Suppose $X$ is a normal (Hausdorff) zero dimensional topological space and $C\subset X$ is a closed set. Let $f:C\rightarrow \mathbb N$ be continuous. By the Tietze extension theorem, there exists a continuous $g:X\rightarrow \mathbb R$ such that $f\subset g$. I want to know if we can guarantee that there exists a continuous $g:X\rightarrow \mathbb N$ such that $f\subset g$ (even if f is not bounded).

I know that in general it's not true since that would imply that every normal topological space that has at least two points is not connected, therefore I added the zero dimensional hypothesis.

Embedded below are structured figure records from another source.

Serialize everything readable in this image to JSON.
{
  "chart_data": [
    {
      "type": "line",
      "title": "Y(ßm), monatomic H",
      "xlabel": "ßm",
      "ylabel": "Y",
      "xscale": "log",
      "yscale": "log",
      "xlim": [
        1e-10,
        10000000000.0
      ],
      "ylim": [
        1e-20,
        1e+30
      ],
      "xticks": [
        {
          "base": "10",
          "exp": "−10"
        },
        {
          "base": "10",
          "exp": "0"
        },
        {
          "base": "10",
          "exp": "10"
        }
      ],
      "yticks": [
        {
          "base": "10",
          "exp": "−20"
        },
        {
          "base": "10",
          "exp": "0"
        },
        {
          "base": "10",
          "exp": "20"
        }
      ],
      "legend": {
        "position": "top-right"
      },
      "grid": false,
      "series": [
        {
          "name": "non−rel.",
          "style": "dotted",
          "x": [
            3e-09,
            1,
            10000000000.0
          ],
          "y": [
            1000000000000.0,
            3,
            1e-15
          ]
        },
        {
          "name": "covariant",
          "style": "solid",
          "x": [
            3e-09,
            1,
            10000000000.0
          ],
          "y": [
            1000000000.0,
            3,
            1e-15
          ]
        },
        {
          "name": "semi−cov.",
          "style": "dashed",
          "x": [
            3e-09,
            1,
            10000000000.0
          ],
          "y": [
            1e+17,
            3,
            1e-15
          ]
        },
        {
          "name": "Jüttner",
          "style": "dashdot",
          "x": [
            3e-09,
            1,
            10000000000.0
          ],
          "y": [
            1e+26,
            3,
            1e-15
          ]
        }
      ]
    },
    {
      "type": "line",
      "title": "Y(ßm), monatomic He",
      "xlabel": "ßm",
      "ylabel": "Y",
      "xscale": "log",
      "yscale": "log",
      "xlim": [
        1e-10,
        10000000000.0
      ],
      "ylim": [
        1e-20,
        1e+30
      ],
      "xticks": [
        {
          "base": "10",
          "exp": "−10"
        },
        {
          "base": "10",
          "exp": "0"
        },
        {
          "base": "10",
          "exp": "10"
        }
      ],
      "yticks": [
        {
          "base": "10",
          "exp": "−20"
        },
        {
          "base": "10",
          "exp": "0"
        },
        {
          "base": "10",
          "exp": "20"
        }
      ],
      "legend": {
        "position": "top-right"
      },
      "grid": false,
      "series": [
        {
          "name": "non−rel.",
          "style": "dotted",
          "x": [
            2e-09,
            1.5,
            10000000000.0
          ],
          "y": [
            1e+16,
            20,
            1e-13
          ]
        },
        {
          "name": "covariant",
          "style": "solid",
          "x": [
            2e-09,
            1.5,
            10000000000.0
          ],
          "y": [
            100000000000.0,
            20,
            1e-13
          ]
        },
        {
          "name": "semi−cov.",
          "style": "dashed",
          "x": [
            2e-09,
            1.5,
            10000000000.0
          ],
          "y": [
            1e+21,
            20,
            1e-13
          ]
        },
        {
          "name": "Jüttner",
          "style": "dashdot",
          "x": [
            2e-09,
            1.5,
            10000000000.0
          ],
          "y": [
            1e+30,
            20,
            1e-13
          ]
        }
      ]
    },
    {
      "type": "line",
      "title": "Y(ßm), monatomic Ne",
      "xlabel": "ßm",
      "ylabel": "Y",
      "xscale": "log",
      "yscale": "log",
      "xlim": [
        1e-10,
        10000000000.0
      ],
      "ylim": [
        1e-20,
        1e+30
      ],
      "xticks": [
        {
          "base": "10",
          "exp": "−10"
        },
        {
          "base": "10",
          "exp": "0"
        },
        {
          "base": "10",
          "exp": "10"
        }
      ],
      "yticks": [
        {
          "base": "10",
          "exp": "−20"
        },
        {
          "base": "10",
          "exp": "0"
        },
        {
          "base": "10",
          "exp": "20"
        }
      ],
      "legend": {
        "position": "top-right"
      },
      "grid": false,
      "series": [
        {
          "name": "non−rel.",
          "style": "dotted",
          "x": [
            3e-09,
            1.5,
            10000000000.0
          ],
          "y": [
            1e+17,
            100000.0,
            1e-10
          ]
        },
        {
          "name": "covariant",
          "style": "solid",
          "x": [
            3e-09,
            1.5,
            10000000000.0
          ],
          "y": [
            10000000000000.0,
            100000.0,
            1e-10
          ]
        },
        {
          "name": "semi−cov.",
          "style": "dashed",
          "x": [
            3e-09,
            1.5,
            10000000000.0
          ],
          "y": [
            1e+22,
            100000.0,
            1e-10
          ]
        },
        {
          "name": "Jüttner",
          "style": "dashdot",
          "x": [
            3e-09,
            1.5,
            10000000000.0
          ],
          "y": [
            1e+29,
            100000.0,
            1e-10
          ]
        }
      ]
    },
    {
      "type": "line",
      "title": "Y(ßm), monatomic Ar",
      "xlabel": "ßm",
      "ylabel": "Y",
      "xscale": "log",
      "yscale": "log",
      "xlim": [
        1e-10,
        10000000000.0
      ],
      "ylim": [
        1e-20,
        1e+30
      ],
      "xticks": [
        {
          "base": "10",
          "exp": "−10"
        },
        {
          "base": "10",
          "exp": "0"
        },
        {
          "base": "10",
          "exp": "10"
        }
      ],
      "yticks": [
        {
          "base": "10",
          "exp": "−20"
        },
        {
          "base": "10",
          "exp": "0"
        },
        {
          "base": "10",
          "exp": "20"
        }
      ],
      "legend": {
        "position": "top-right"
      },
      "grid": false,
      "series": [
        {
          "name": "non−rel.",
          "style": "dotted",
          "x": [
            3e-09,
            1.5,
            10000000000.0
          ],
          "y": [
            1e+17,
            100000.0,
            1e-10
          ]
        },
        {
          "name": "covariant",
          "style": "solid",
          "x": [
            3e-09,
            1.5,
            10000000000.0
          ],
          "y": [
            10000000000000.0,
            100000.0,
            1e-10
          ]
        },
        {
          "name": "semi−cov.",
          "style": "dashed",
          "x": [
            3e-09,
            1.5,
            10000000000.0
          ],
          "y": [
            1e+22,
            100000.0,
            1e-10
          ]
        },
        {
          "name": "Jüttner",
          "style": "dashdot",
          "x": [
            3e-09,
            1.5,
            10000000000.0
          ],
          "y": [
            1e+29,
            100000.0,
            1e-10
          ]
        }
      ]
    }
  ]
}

Edit: If it's not true, can I fix it by adding an extra hypothesis?

## 1 Answer

According to this paper, theorem 6, it is true for so called ultranormal spaces: spaces where any two disjoint closed sets are separated by a clopen set. Then we can even take any complete metric space as the codomain, including $\mathbb{N}$. This condition is clearly necessary (for any two disjoint closed non-empty sets extend the map that sends one closed set to $0$ and the other to $1$, which is a continuous map into $\mathbb{N}$ and take the inverse image of $\{0\}$). Not all zero-dimensional normal spaces are ultranormal (Roy has constructed a classical counterexample, to which the paper also refers.)